Stoccarda – In futuro, saranno soprattutto i veicoli di grandi dimensioni ad avere bisogno della trazione elettrica per rispettare i limiti sempre più rigidi fissati per i consumi. L'efficienza di questi veicoli ibridi ed elettrici dipenderà in gran parte dalla loro capacità di recuperare la massima quantità possibile di energia durante la frenata.
L'Esp hev di Bosch è il primo sistema di controllo dei freni in grado di coordinare la frenata sia dalla ruota sia dal motore elettrico. Senza bisogno di componenti aggiuntivi è possibile recuperare una percentuale elevata di energia frenante. Il sistema ha debuttato nella versione ibrida della Mercedes-Benz S400.
<<Utilizzando l'Esp hev, tutte le manovre di frenata definite nel ciclo Nedc (New European Driving Cycle) possono essere interamente sfruttate per il recupero dell'energia – dichiara Gerhard Steiger, presidente della divisione Bosch Chassis Systems Control -. Questa nuova tecnologia fa parte del nostro kit modulare per i freni, che ci permette di realizzare un sistema frenante su misura per qualunque tipo di veicolo>>.

ALTO LIVELLO DI RECUPERO ENERGETICO
Nell'S400 ibrida, il sistema Bosch Esp hev coordina la coppia frenante dell'idraulica e del motore e controlla la pompa per vuoto elettrica del servofreno. Il circuito frenante sull'asse di trazione posteriore è disaccoppiato dal piede del guidatore. Lasciando volutamente più gioco al pedale del freno, inizialmente il veicolo può essere frenato dal solo motore elettrico collegato all'asse posteriore, in modo da generare elettricità. La posizione del pedale indica al sistema la quantità di coppia richiesta dal generatore. Se il guidatore preme con più forza sul freno, sull'asse anteriore viene creata una coppia frenante idraulica aggiuntiva, in modo che la forza frenante venga applicata a entrambi gli assi del veicolo.
Se il generatore non riesce a erogare una coppia frenante sufficiente sull'asse posteriore, il sistema utilizza la pompa del modulatore idraulico per creare una pressione di frenata superiore. Le transizioni sono fluide e impercettibili per il guidatore – il comportamento dei veicolo e la sensibilità del pedale rimangono invariate.
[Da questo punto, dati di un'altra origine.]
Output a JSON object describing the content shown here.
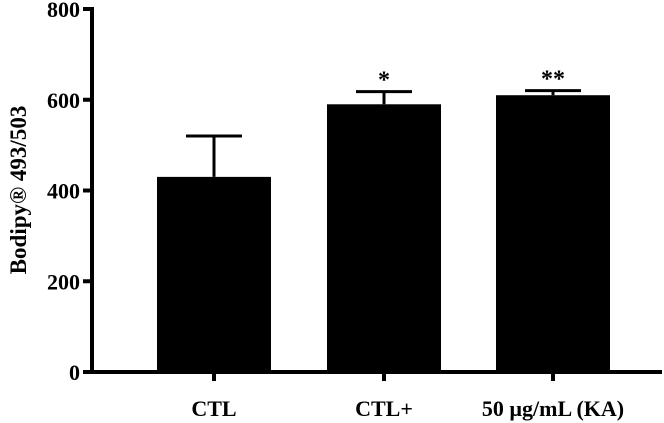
{
  "chart_data": {
    "type": "bar",
    "ylabel": "Bodipy® 493/503",
    "xlabel": "",
    "ylim": [
      0,
      800
    ],
    "yticks": [
      0,
      200,
      400,
      600,
      800
    ],
    "categories": [
      "CTL",
      "CTL+",
      "50 µg/mL (KA)"
    ],
    "values": [
      430,
      590,
      610
    ],
    "error_upper": [
      90,
      28,
      10
    ],
    "significance": [
      "",
      "*",
      "**"
    ],
    "bar_color": "#000000",
    "error_bars": "upper-only",
    "grid": false,
    "legend": "none"
  }
}
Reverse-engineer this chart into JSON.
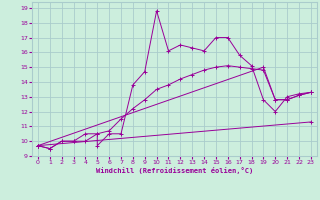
{
  "xlabel": "Windchill (Refroidissement éolien,°C)",
  "background_color": "#cceedd",
  "grid_color": "#aacccc",
  "line_color": "#990099",
  "xlim": [
    -0.5,
    23.5
  ],
  "ylim": [
    9,
    19.4
  ],
  "xticks": [
    0,
    1,
    2,
    3,
    4,
    5,
    6,
    7,
    8,
    9,
    10,
    11,
    12,
    13,
    14,
    15,
    16,
    17,
    18,
    19,
    20,
    21,
    22,
    23
  ],
  "yticks": [
    9,
    10,
    11,
    12,
    13,
    14,
    15,
    16,
    17,
    18,
    19
  ],
  "line1_x": [
    0,
    1,
    2,
    3,
    4,
    5,
    5,
    6,
    7,
    8,
    9,
    10,
    11,
    12,
    13,
    14,
    15,
    16,
    17,
    18,
    19,
    20,
    21,
    22,
    23
  ],
  "line1_y": [
    9.7,
    9.5,
    10.0,
    10.0,
    10.0,
    10.5,
    9.7,
    10.5,
    10.5,
    13.8,
    14.7,
    18.8,
    16.1,
    16.5,
    16.3,
    16.1,
    17.0,
    17.0,
    15.8,
    15.1,
    12.8,
    12.0,
    13.0,
    13.2,
    13.3
  ],
  "line2_x": [
    0,
    1,
    2,
    3,
    4,
    5,
    6,
    7,
    8,
    9,
    10,
    11,
    12,
    13,
    14,
    15,
    16,
    17,
    18,
    19,
    20,
    21,
    22,
    23
  ],
  "line2_y": [
    9.7,
    9.5,
    10.0,
    10.0,
    10.5,
    10.5,
    10.7,
    11.5,
    12.2,
    12.8,
    13.5,
    13.8,
    14.2,
    14.5,
    14.8,
    15.0,
    15.1,
    15.0,
    14.9,
    14.8,
    12.8,
    12.8,
    13.1,
    13.3
  ],
  "line3_x": [
    0,
    19,
    20,
    21,
    22,
    23
  ],
  "line3_y": [
    9.7,
    15.0,
    12.8,
    12.8,
    13.1,
    13.3
  ],
  "line4_x": [
    0,
    23
  ],
  "line4_y": [
    9.7,
    11.3
  ]
}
Oltre alla versione descritta per i circuiti frenanti con distribuzione sugli assi anteriore e posteriore, Bosch offre anche una versione per i circuiti frenanti con ripartizione diagonale. Il sistema Esp hev può anche essere utilizzato nei veicoli con trazione anteriore o integrale. Il nuovo sistema frenante è basato sull'Esp premium, la variante più potente del sistema Bosch Generation 9.

KIT MODULARE
Il sistema Esp hev fa parte di un kit con cui Bosch riesce a realizzare un sistema frenante su misura per qualunque tipo di veicolo o di esigenza del cliente, tenendo conto di criteri quali la dimensione della vettura, il tipo di trazione, il grado di elettrificazione e il numero di funzioni di assistenza. Mentre il sistema Esp hev è la soluzione frenante rigenerativa studiata per i veicoli ibridi ed elettrici, l'Esp classico continua a rappresentare la soluzione più adatta per i veicoli convenzionali. Sono disponibili anche due alternative con servofreno: la soluzione a vuoto convenzionale e il sistema iBooster.
Questo nuovo servofreno elettromeccanico non richiede la creazione di un vuoto e, in combinazione con l'Esp hev, può migliorare ulteriormente il recupero di energia – sempre assicurando un'eccellente sensibilità sul pedale. In più, l'iBooster offre la ridondanza essenziale per le future funzioni di guida automatizzata. La produzione in serie di questo sistema inizierà alla fine del 2013. In altre parole, Bosch offre alle case auto una soluzione modulare e scalabile senza precedenti, particolarmente indicata per le vetture disponibili con diverse tipologie di trazione.
Oltre al sistema Esp, Bosch offre altri componenti per i diversi modelli della nuova Mercedes-Benz Classe S, che includono i sistemi di iniezione diretta per motori a benzina e diesel, il display nella console centrale, il motorino di avviamento start-stop e la ventola di raffreddamento del motore.